Tierhaltung
Die Deregulierungen im Milchmarkt-, Viehzucht-, Viehabsatz-, Fleisch- und Eierbereich werden mit der AP 2011 weitergeführt. Das Senken der Produktionskosten steht dabei im Vordergrund. Um die Wettbewerbsfähigkeit in diesem Umfeld zu verbessern, bieten sich dem Schweizer Tierhalter unterschiedliche Strategien an. Die Palette reicht von intensiven High-Input-Systemen mit Höchstleistungen bis zu extensiven Grünlandnutzungen oder Ausweichen auf Nischenproduktion und -vermarktung. Unabdingbar ist eine qualitativ einwandfreie und marktkonforme Produktion mit gesunden Tieren. Die Konsumenten verlangen sichere Informationen über Produktionsweise und Vermarktungsabläufe sowie entsprechende Kontrollsysteme. Beim Tier- und Umweltschutz muss das erreichte Niveau gehalten und korrekt vollzogen werden.
Unsere Schwerpunkte
Mit der Aufhebung der Milchkontingentierung wird sich speziell im Bereich Milchviehhaltung der Anpassungsdruck verschärfen.

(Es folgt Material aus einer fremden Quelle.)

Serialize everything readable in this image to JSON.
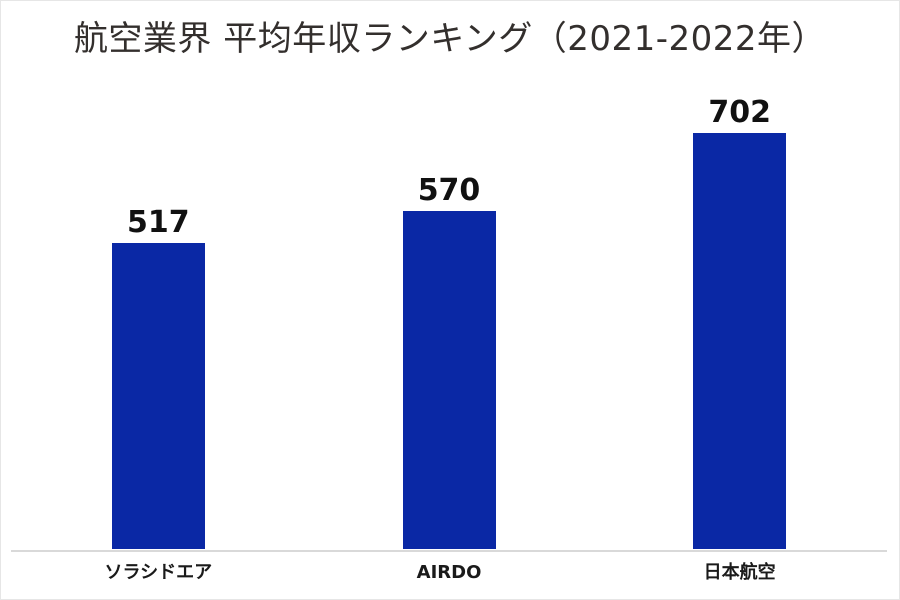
{
  "title": "航空業界 平均年収ランキング（2021-2022年）",
  "colors": {
    "bar": "#0a28a5",
    "axis_line": "#d9d9d9",
    "title_text": "#332f2d",
    "label_text": "#111111",
    "background": "#ffffff"
  },
  "chart_data": {
    "type": "bar",
    "title": "航空業界 平均年収ランキング（2021-2022年）",
    "categories": [
      "ソラシドエア",
      "AIRDO",
      "日本航空"
    ],
    "values": [
      517,
      570,
      702
    ],
    "xlabel": "",
    "ylabel": "",
    "ylim": [
      0,
      750
    ],
    "gridlines": false,
    "legend": false,
    "y_axis_visible": false,
    "value_labels_visible": true,
    "bar_color": "#0a28a5"
  },
  "bars": [
    {
      "value": "517",
      "label": "ソラシドエア"
    },
    {
      "value": "570",
      "label": "AIRDO"
    },
    {
      "value": "702",
      "label": "日本航空"
    }
  ]
}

Für diesen bedeutendsten Produktionsbereich der schweizerischen Landwirtschaft werden der Beratung und Praxis aktuelle Managementhilfsmittel und Weiterbildung angeboten. Im Bereich Milchvieh werden die Berater einerseits mit speziellen Gruppenberatungsformen, andererseits mit der neuen „Strategieberatung Milchviehbetriebe“ aktiv unterstützt.
Die zunehmende Anwendung von lokaler Datenerfassung beim Herden- und Betriebsmanagement, Bestandesbetreuung, Qualitätssicherung, Vernetzung, Leistungsoptimierung und Arbeitsproduktivität durch Technikeinsatz wird unterstützt.
Die Fütterungsplanung Nutztiere ist eine wichtige Aktivität, da die Beratungszentralen mit der Bearbeitung von Planungsinstrumenten eine wichtige Koordinationsfunktion für eine leistungsgerechte und kostensparende Nutztierfütterung in der Schweiz übernehmen.
Produktions- und marktorientierte Fachberatung stehen bei den Aktivitäten Rindfleischproduktion, Schweinehaltung und Geflügelhaltung im Vordergrund. Ergänzend zu den Spezialberatungsdiensten von Firmen, werden geeignete Hilfsmittel und Kurse für eine effiziente und kostenbewusste Produktion hochwertiger Lebensmittel angeboten. Die gesetzlichen Vorgaben von Tier- und Umweltschutz sowie die Ansprüche der Abnehmer und der Gesellschaft bilden zu beachtende Rahmenbedingungen.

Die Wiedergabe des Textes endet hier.